At the same time, conditions are shifting, so the administration is pressing to get younger kids back to in-person schooling for at least part of the week. States and local governments are easing up public health restrictions, including on restaurants, bars, retail, and gyms. Bitter cold both may be keeping big numbers of people at home. Or it may be keeping them indoors (not outdoors) in risky spaces and with more people from outside their immediate households.

The race is on, medical scientists underscore, in getting enough people vaccinated or recovered from the sickness, so the nation resists increasing numbers of potentially more infectious and deadly coronavirus variants and achieves the much-desired, widespread “herd immunity” that makes it tough for the virus to rage on.

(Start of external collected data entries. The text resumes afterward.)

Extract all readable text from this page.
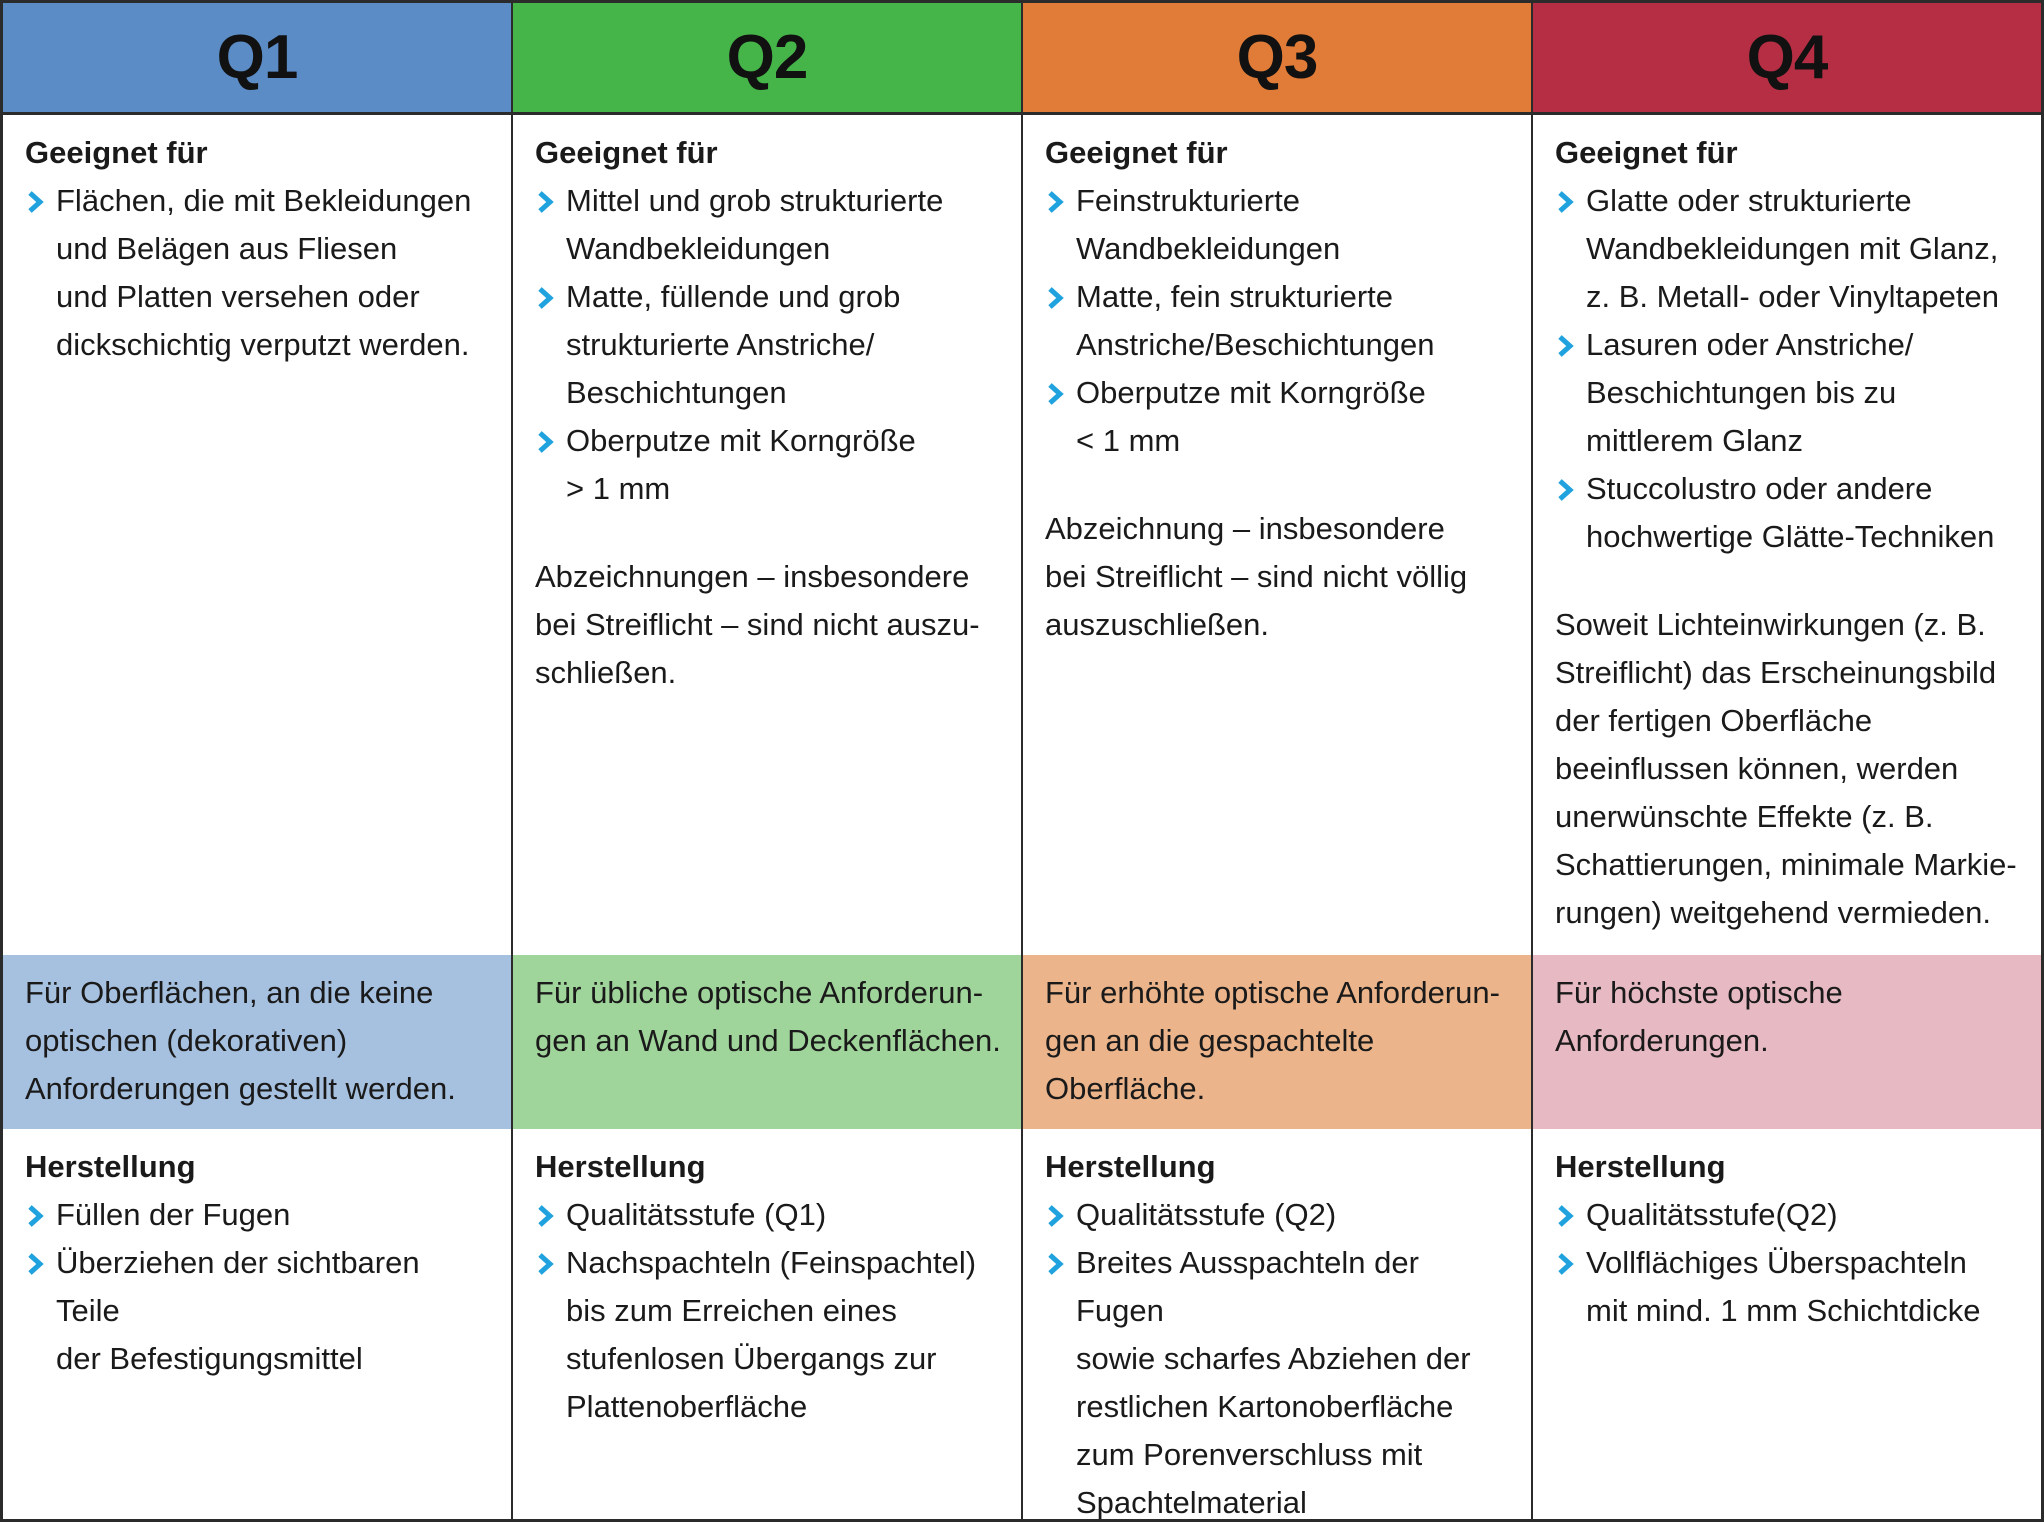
Q1	Q2	Q3	Q4
Geeignet für
Flächen, die mit Bekleidungen
und Belägen aus Fliesen
und Platten versehen oder
dickschichtig verputzt werden.
Geeignet für
Mittel und grob strukturierte
Wandbekleidungen
Matte, füllende und grob
strukturierte Anstriche/
Beschichtungen
Oberputze mit Korngröße
> 1 mm
Abzeichnungen – insbesondere
bei Streiflicht – sind nicht auszu-
schließen.
Geeignet für
Feinstrukturierte
Wandbekleidungen
Matte, fein strukturierte
Anstriche/Beschichtungen
Oberputze mit Korngröße
< 1 mm
Abzeichnung – insbesondere
bei Streiflicht – sind nicht völlig
auszuschließen.
Geeignet für
Glatte oder strukturierte
Wandbekleidungen mit Glanz,
z. B. Metall- oder Vinyltapeten
Lasuren oder Anstriche/
Beschichtungen bis zu
mittlerem Glanz
Stuccolustro oder andere
hochwertige Glätte-Techniken
Soweit Lichteinwirkungen (z. B.
Streiflicht) das Erscheinungsbild
der fertigen Oberfläche
beeinflussen können, werden
unerwünschte Effekte (z. B.
Schattierungen, minimale Markie-
rungen) weitgehend vermieden.
Für Oberflächen, an die keine
optischen (dekorativen)
Anforderungen gestellt werden.
Für übliche optische Anforderun-
gen an Wand und Deckenflächen.
Für erhöhte optische Anforderun-
gen an die gespachtelte
Oberfläche.
Für höchste optische
Anforderungen.
Herstellung
Füllen der Fugen
Überziehen der sichtbaren Teile
der Befestigungsmittel
Herstellung
Qualitätsstufe (Q1)
Nachspachteln (Feinspachtel)
bis zum Erreichen eines
stufenlosen Übergangs zur
Plattenoberfläche
Herstellung
Qualitätsstufe (Q2)
Breites Ausspachteln der Fugen
sowie scharfes Abziehen der
restlichen Kartonoberfläche
zum Porenverschluss mit
Spachtelmaterial
Herstellung
Qualitätsstufe(Q2)
Vollflächiges Überspachteln
mit mind. 1 mm Schichtdicke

In my practice, I see not only the harms that patients suffer while seeking medical services, but also struggles to access and afford safe, efficient, and excellent health care. This has become an ordeal due to the skyrocketing cost, complexity, and uncertainty of treatments and prescription medications, too many of which turn out to be dangerous drugs. We also have endured months of a flood of falsehoods, anti-science denialism, and the brutal politicization of public health and medicine. Not good.

We have much work to do, individually and collectively, to end the pandemic and move the country to a better place.

DISCLAIMER: Because of the generality of this update, the information provided herein may not be applicable in all situations and should not be acted upon without specific legal advice based on particular situations.